Dozens of groups have formed in hopes of imitating TCB’s sound. They’re known as “alphabet bands” for the loose, three-letter abbreviations they use in their names. XIB (Extreme Intentions Band), TOB (Take Over Band), ABM (All ’Bout Money) and others are scheduled to perform at Saturday’s Bounce Beat Teen Awards. (TCB stands for “Taking Care of Business.”)

Many of the groups are thankful for the gig. The two main venues for bounce beat go-go — the CFE Event Center in Forestville and Le Pearl Ballroom in Capitol Heights — were shuttered last year after a series of violent altercations during and after the concerts.

“For the average bounce beat band, you’re playing once a weekend, and that might be a private party or maybe at a school,” says Mikey Harrison, manager of XIB. “There’s only one or two spots to play at now.”

Promoter and community activist Ronald Moten — who’s also running for D.C. Council in Ward 7 — co-founded the Bounce Beat Teen Awards to provide this generation with some formal recognition and set a standard for safety.

“Young people should have somewhere to go where they can have positive energy and do the same things we did,” Moten says. “If we just give up and say our children can’t have what we had, what does that make us?”

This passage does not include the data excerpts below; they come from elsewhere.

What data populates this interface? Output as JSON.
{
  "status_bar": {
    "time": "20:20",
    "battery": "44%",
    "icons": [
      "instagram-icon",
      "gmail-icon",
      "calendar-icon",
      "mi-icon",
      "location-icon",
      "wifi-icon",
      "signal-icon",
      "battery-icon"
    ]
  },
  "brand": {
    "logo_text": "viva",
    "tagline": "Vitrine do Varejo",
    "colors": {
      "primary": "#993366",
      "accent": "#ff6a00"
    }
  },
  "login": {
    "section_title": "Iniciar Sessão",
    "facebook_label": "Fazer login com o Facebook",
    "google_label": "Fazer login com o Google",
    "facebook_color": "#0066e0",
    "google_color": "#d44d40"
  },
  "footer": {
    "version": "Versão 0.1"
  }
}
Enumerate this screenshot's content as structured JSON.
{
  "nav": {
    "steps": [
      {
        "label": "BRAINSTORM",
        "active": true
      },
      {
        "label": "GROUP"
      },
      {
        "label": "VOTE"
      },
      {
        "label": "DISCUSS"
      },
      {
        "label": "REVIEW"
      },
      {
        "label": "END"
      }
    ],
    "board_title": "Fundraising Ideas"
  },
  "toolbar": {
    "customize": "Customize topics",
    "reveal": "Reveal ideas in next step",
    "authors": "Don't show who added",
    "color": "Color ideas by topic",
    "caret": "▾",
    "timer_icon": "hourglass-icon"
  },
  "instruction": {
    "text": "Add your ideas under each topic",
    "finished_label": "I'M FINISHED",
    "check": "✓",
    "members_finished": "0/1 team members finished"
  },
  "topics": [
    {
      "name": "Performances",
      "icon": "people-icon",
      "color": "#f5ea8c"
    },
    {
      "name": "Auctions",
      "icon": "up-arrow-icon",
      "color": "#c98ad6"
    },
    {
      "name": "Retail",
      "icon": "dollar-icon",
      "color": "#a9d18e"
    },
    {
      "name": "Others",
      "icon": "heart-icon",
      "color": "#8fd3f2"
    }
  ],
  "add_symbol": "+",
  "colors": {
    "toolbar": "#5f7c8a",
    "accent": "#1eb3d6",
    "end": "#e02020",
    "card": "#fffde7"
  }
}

When a skirmish broke out after last year’s awards at the D.C. Armory, Moten recruited the teens involved to help him with the promotion of this year’s event. Moten is bringing different musical voices to the mix, too. He’s booked Necessary Kaos, an all-girl group, and Critical Revelation, a bounce beat group with gospel vocals.

On Wednesday night, as TCB rehearsed for Saturday’s performance in a Hyattsville warehouse, band members said they see all of this — the awards, the tenacity of the alphabet bands, the skepticism of older fans and the begrudging respect of their go-go elders — as validation for the bounce beat.

“We got the whole city bouncing,” says TCB rapper Antonio “Big Redz” Lovett. “This is it . . . until somebody comes along with something new.”